Minister of Agriculture, Labour and Social Security Derrick Kellier said the Government was in full support of the JADF's vision.

"An industry which is capable of creating 15,000 new jobs and generating almost $1 billion in foreign exchange earnings must be given all the support necessary," Kellier said.

He noted that WISIC presents an immense opportunity for Jamaica to increase its foreign exchange earnings, and thereby positively impact the economy.

He further argued that WISIC, due to its superior quality, is one of the crops which gives the region its distinct competitive edge.

"WISIC is a crop for which there exists an established export market, which is unsatisfied. I understand that there is hardly any competition from other countries. It is not a product that can be easily spoilt, it fetches a high price, and it is ideal for value addition," said the minister.

In the meantime, Evans said the JADF was in discussion with Caribbean Broilers (CB) for a possible expansion of the sector in Jamaica.

"Caribbean Broilers planted an experimental plot [of cotton] this year of about two acres and is now in the process of harvesting. They are extremely happy about the results they have gotten so far," he added.

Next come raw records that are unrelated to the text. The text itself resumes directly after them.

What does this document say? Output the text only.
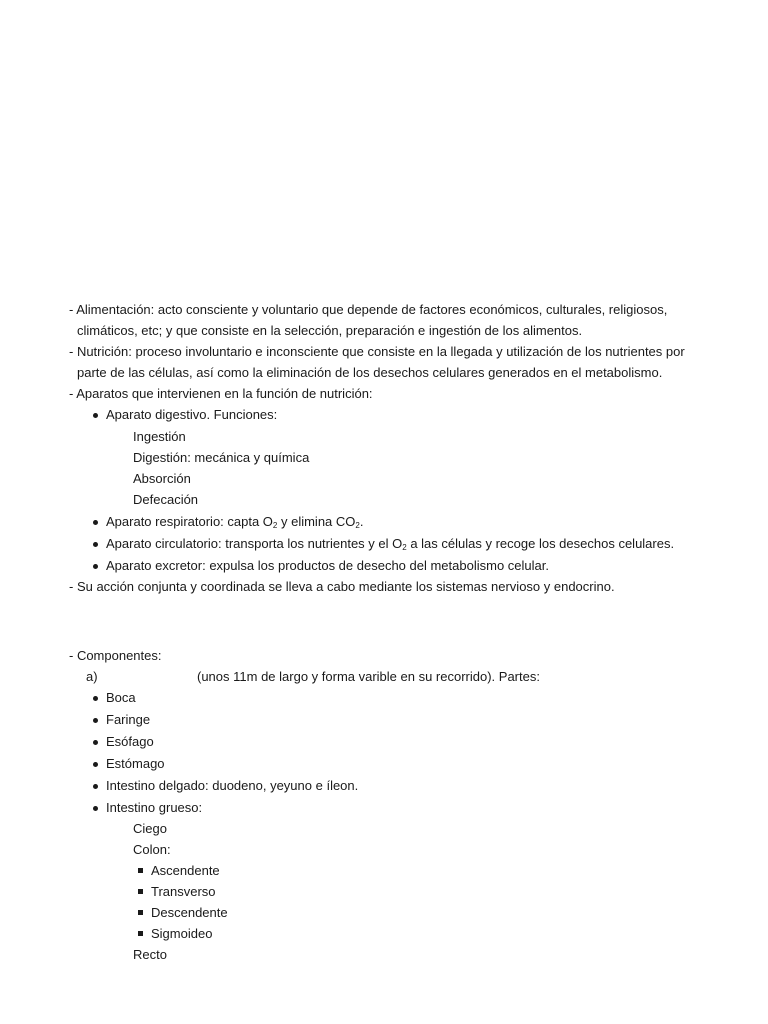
- Alimentación: acto consciente y voluntario que depende de factores económicos, culturales, religiosos,
climáticos, etc; y que consiste en la selección, preparación e ingestión de los alimentos.
- Nutrición: proceso involuntario e inconsciente que consiste en la llegada y utilización de los nutrientes por
parte de las células, así como la eliminación de los desechos celulares generados en el metabolismo.
- Aparatos que intervienen en la función de nutrición:
Aparato digestivo. Funciones:
Ingestión
Digestión: mecánica y química
Absorción
Defecación
Aparato respiratorio: capta $O_2$ y elimina $CO_2$.
Aparato circulatorio: transporta los nutrientes y el $O_2$ a las células y recoge los desechos celulares.
Aparato excretor: expulsa los productos de desecho del metabolismo celular.
- Su acción conjunta y coordinada se lleva a cabo mediante los sistemas nervioso y endocrino.
- Componentes:
a)	(unos 11m de largo y forma varible en su recorrido). Partes:
Boca
Faringe
Esófago
Estómago
Intestino delgado: duodeno, yeyuno e íleon.
Intestino grueso:
Ciego
Colon:
Ascendente
Transverso
Descendente
Sigmoideo
Recto
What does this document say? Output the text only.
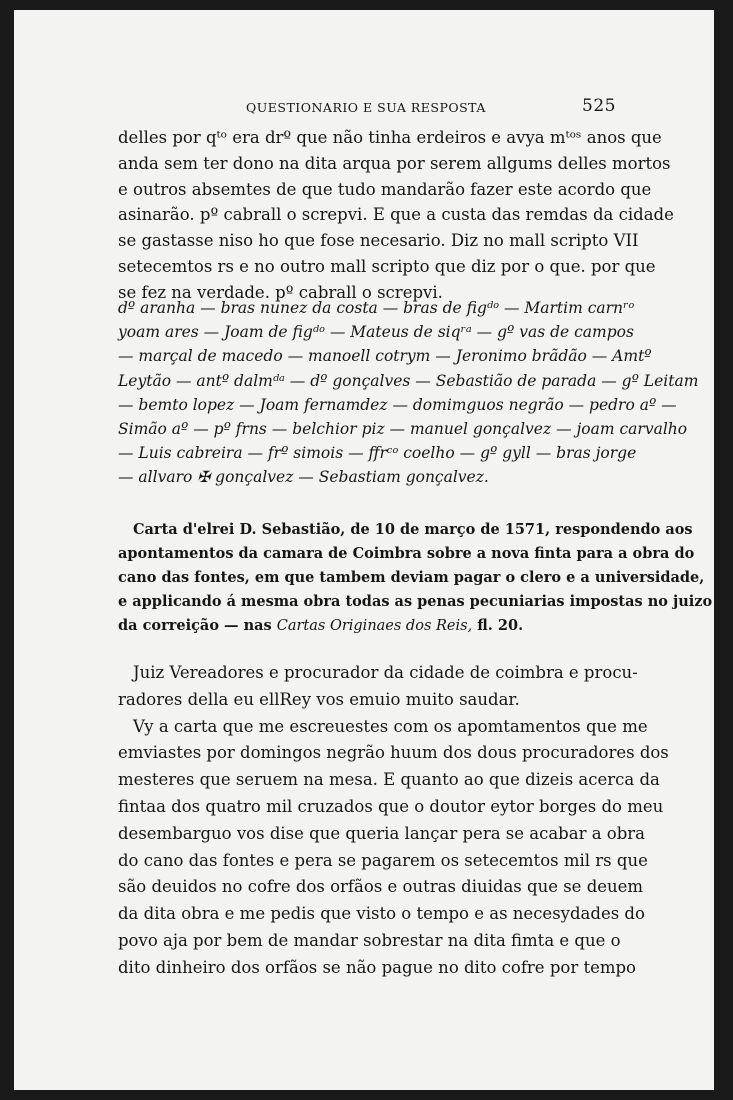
QUESTIONARIO E SUA RESPOSTA	525
delles por qᵗᵒ era drº que não tinha erdeiros e avya mᵗᵒˢ anos que
anda sem ter dono na dita arqua por serem allgums delles mortos
e outros absemtes de que tudo mandarão fazer este acordo que
asinarão. pº cabrall o screpvi. E que a custa das remdas da cidade
se gastasse niso ho que fose necesario. Diz no mall scripto VII
setecemtos rs e no outro mall scripto que diz por o que. por que
se fez na verdade. pº cabrall o screpvi.
dº aranha — bras nunez da costa — bras de figᵈᵒ — Martim carnʳᵒ
yoam ares — Joam de figᵈᵒ — Mateus de siqʳᵃ — gº vas de campos
— marçal de macedo — manoell cotrym — Jeronimo brãdão — Amtº
Leytão — antº dalmᵈᵃ — dº gonçalves — Sebastião de parada — gº Leitam
— bemto lopez — Joam fernamdez — domimguos negrão — pedro aº —
Simão aº — pº frns — belchior piz — manuel gonçalvez — joam carvalho
— Luis cabreira — frº simois — ffrᶜᵒ coelho — gº gyll — bras jorge
— allvaro ✠ gonçalvez — Sebastiam gonçalvez.
Carta d'elrei D. Sebastião, de 10 de março de 1571, respondendo aos
apontamentos da camara de Coimbra sobre a nova finta para a obra do
cano das fontes, em que tambem deviam pagar o clero e a universidade,
e applicando á mesma obra todas as penas pecuniarias impostas no juizo
da correição — nas Cartas Originaes dos Reis, fl. 20.
Juiz Vereadores e procurador da cidade de coimbra e procu-
radores della eu ellRey vos emuio muito saudar.
Vy a carta que me escreuestes com os apomtamentos que me
emviastes por domingos negrão huum dos dous procuradores dos
mesteres que seruem na mesa. E quanto ao que dizeis acerca da
fintaa dos quatro mil cruzados que o doutor eytor borges do meu
desembarguo vos dise que queria lançar pera se acabar a obra
do cano das fontes e pera se pagarem os setecemtos mil rs que
são deuidos no cofre dos orfãos e outras diuidas que se deuem
da dita obra e me pedis que visto o tempo e as necesydades do
povo aja por bem de mandar sobrestar na dita fimta e que o
dito dinheiro dos orfãos se não pague no dito cofre por tempo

Evans said the JADF is particularly interested in the 'mother farm concept', which Caribbean Broilers presently practises with their chicken farmers.

"If that model is adopted, we could see Caribbean Broilers directly involved in cultivating a certain acreage on its own farm to ensure critical mass, while supporting independent farmers to grow on contract," he noted.

"We believe this will be an ideal model and such involvement by CB would be in keeping with the JADF's concept of identifying new crops and new technologies in agriculture, doing the developmental work and have the private sector for the commercialisation," Evans said.

Japan's ambassador to Jamaica Yasuo Tasake welcomed the partnership and highlighted the superior quality of WISIC. He also cited the high demand in Japan for this type of cotton.

Sea Island Cotton is the world's best quality cotton based on its fibre length, silk-like quality, fineness and texture.